Half of the money went to slave-owning families in the Caribbean and Africa, while the other half went to absentee owners living in Britain. Not a penny to compensate the slaves. The names listed in the returns for slave owner payments show that ownership was spread over many hundreds of British families, many of them (though not all) of high social standing. For example, Henry Phillpotts (then the Bishop of Exeter), with three others (as trustees and executors of the will of John Ward, 1st Earl of Dudley), was paid £12,700 for 665 slaves in the West Indies, whilst Henry Lascelles, 2nd Earl of Harewood received £26,309 for 2,554 slaves on 6 plantations.

 

The Treasury post a “surprising Friday Fact” on their Twitter page and on Friday the 9th February 2018 posted:

Treasury.JPG

The box reads:-

“Did you know? In 1833, Britain used £20 million, 40% of its national budget, to buy freedom for all slaves in the Empire. The amount of money borrowed for the Slavery Abolition Act was so large that it wasn’t paid off until 2015. Which means that living British citizens helped pay to end the slave trade.”

 

What the Treasury didn’t mention was that the £20m was paid out to the 46,000 slave owners, to compensate them for the loss of their human property. Compensation was a mechanism by which Britain was finally able to end a system that millions of people had come to regard as abhorrent, and a national disgrace. It was a way out. The abolitionists agonised over it. To accept the principle of compensation was at odds with their fundamental moral position: that it was impossible for one human being to own another, to hold “property in men”, as they put it.

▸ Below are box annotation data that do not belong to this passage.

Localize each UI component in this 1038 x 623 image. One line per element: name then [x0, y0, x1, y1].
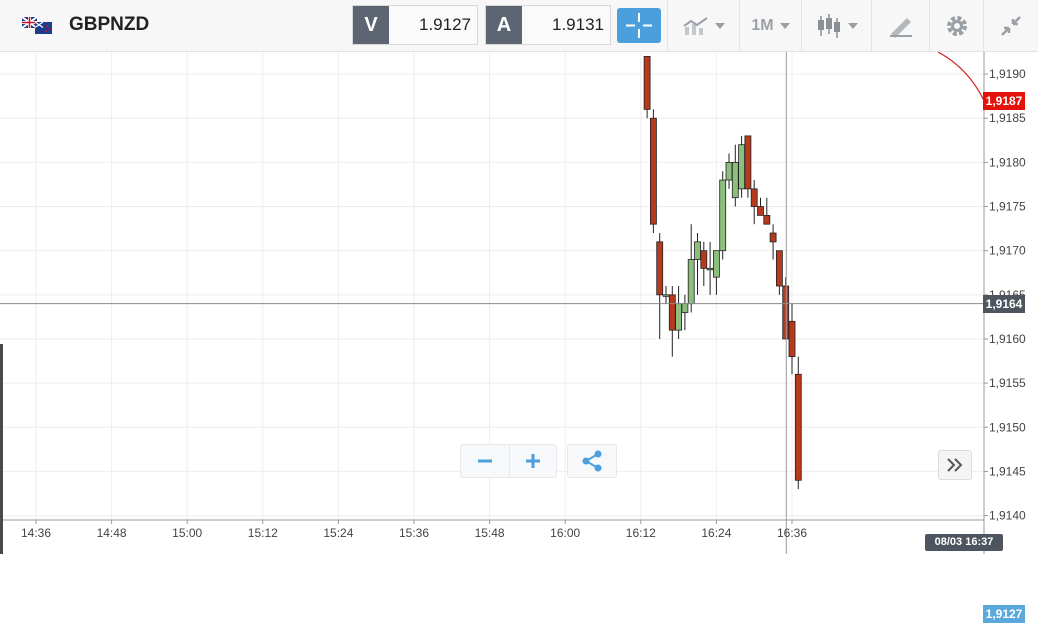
candle-body [713, 250, 720, 278]
zoom-controls [460, 444, 557, 478]
candle-body [694, 241, 701, 260]
chevron-down-icon [714, 23, 725, 29]
candle-body [731, 161, 739, 199]
crosshair-time-label: 08/03 16:37 [925, 534, 1003, 551]
instrument-symbol: GBPNZD [69, 14, 150, 35]
fullscreen-button[interactable] [983, 0, 1038, 52]
candle-body [700, 250, 708, 269]
chart-toolbar: GBPNZD V 1.9127 A 1.9131 1M [0, 0, 1038, 52]
scroll-to-latest-button[interactable] [938, 450, 972, 480]
x-tick-label: 14:48 [97, 526, 127, 540]
ask-label: A [486, 6, 522, 44]
candle-body [794, 373, 802, 481]
candle-body [719, 179, 727, 252]
x-tick-label: 15:00 [172, 526, 202, 540]
candle-body [776, 250, 783, 287]
y-tick-label: 1,9175 [989, 200, 1026, 214]
candle-body [662, 294, 670, 297]
timeframe-button[interactable]: 1M [739, 0, 801, 52]
candle-body [706, 267, 714, 271]
share-icon [582, 450, 602, 472]
share-controls [567, 444, 617, 478]
x-tick-label: 15:36 [399, 526, 429, 540]
x-tick-label: 15:48 [475, 526, 505, 540]
share-button[interactable] [568, 445, 616, 477]
x-tick-label: 16:36 [777, 526, 807, 540]
candle-body [668, 294, 676, 331]
chevron-down-icon [847, 23, 858, 29]
candle-body [788, 320, 796, 358]
line-chart-icon [682, 17, 708, 35]
zoom-out-button[interactable] [461, 445, 510, 477]
gbp-nzd-flag-icon [22, 17, 52, 34]
collapse-arrows-icon [1001, 16, 1021, 36]
chart-type-button[interactable] [667, 0, 739, 52]
y-tick-label: 1,9180 [989, 155, 1026, 169]
x-tick-label: 15:24 [323, 526, 353, 540]
chevron-down-icon [779, 23, 790, 29]
zoom-in-button[interactable] [509, 445, 557, 477]
x-tick-label: 14:36 [21, 526, 51, 540]
candle-body [744, 135, 752, 190]
y-tick-label: 1,9155 [989, 376, 1026, 390]
candle-body [750, 188, 758, 207]
plus-icon [526, 454, 540, 468]
candlestick-icon [817, 14, 840, 38]
candles [0, 52, 984, 554]
x-tick-label: 16:24 [701, 526, 731, 540]
y-tick-label: 1,9185 [989, 111, 1026, 125]
bid-quote[interactable]: V 1.9127 [352, 5, 478, 45]
y-tick-label: 1,9190 [989, 67, 1026, 81]
price-chart[interactable]: 1,91901,91851,91801,91751,91701,91651,91… [0, 52, 1038, 554]
x-tick-label: 16:12 [626, 526, 656, 540]
candle-body [763, 214, 771, 225]
settings-button[interactable] [929, 0, 983, 52]
candle-body [656, 241, 664, 296]
candle-body [738, 144, 745, 190]
candle-body [757, 206, 764, 216]
x-tick-label: 15:12 [248, 526, 278, 540]
indicator-line [937, 52, 985, 101]
candle-style-button[interactable] [801, 0, 871, 52]
indicator-price-label: 1,9187 [983, 91, 1025, 110]
axis-ticks: 1,91901,91851,91801,91751,91701,91651,91… [0, 52, 1026, 554]
ask-quote[interactable]: A 1.9131 [485, 5, 611, 45]
bid-label: V [353, 6, 389, 44]
gear-icon [946, 16, 967, 36]
timeframe-label: 1M [751, 17, 774, 34]
y-tick-label: 1,9160 [989, 332, 1026, 346]
bid-value: 1.9127 [419, 15, 471, 34]
candle-body [769, 232, 777, 243]
y-tick-label: 1,9170 [989, 244, 1026, 258]
drawing-tools-button[interactable] [871, 0, 929, 52]
last-price-label: 1,9127 [983, 605, 1025, 623]
y-tick-label: 1,9145 [989, 464, 1026, 478]
x-tick-label: 16:00 [550, 526, 580, 540]
candle-body [643, 56, 651, 110]
left-edge-bar [0, 344, 3, 554]
candle-body [687, 259, 695, 305]
y-tick-label: 1,9150 [989, 420, 1026, 434]
candle-body [681, 303, 689, 313]
ask-value: 1.9131 [552, 15, 604, 34]
candle-body [650, 117, 657, 225]
y-tick-label: 1,9140 [989, 509, 1026, 523]
candle-body [782, 285, 790, 340]
pencil-ruler-icon [889, 18, 912, 38]
minus-icon [478, 459, 492, 463]
candle-body [725, 161, 733, 181]
double-chevron-right-icon [947, 458, 963, 472]
crosshair-icon [626, 13, 652, 38]
candle-body [675, 303, 682, 331]
crosshair-button[interactable] [617, 8, 661, 43]
crosshair-price-label: 1,9164 [983, 294, 1025, 313]
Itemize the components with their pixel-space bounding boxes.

The only people who saw the payment of compensation as a positive were the people who had spent three decades campaigning for it and would be the beneficiaries of it – the slave owners.

 

Within hours of the Treasury’s tweet being posted it was evident that surprise was not the dominant emotion it was eliciting. Anger and incredulity were more in evidence. Lexington Wright tweeted:

 

“So basically, my father and his children and grandchildren have been paying taxes to compensate those who enslaved our ancestors, and you want me to be proud of that fact. Are you f**king insane???”

 

To pay the £20m to the slave owners, the government set up the Slave Compensation Commission, which like all bureaucracies left behind detailed records of its financial outgoings. By accident, the process of compensation created a nearly complete census of British slavery: the names of all the slave owners on 1 August 1834, the day on which slavery ended – and of course “apprenticeship” began. This is how we know the scale of slave ownership of the so-called plantocracy, the super-rich of their age: men such as John Gladstone, the father of prime minister William Ewart Gladstone. The Gladstones were paid £100,000 – the modern equivalent of about £80m – in compensation for 2,500 men, women and children they regarded as property. Also in the records of the Slave Compensation Commission are the ancestors of George Orwell, Graham Greene, Elizabeth Barrett Browning and George Gilbert Scott – all owned slaves and received compensation. 

So, what of our Castle Semple slave owners. Records show the following:-

Slave Claim Table.JPG

Based on the multiplier for Gladstone the cumulative amount paid to the Harvey dynasty was £23.8m and to the last McDowall owner of Castle Semple £4.1m in todays money. The ill-judged tweet was quickly removed. The photograph below outlines the trade routes associated with slavery in the Caribbean.

Slave Trade.jpg

Lochwinnoch today is a quiet dormitory town which has a proud industrial heritage, it had families of wealth and influence and even connections to royalty which by association may make you feel a sense of pride in the village. The article “The Dark Side Of The Semples” relates the less pleasant side of our betters. Pat (the sites co-author) posted three video’s on YouTube he made entitled “Lochwinnoch Through The Ages”, someone commented – “The Semples were thugs.” I think that is a polite summary. The McDowall’s and Harvey’s were up to their armpits in the slave trade. And the transformation of the village from a farming community to an industrial centre was accomplished via the wealth they gained from the cruelty of slavery. There is one beacon of light from these three families, the son of the last laird whose story is told in the article “Shand”.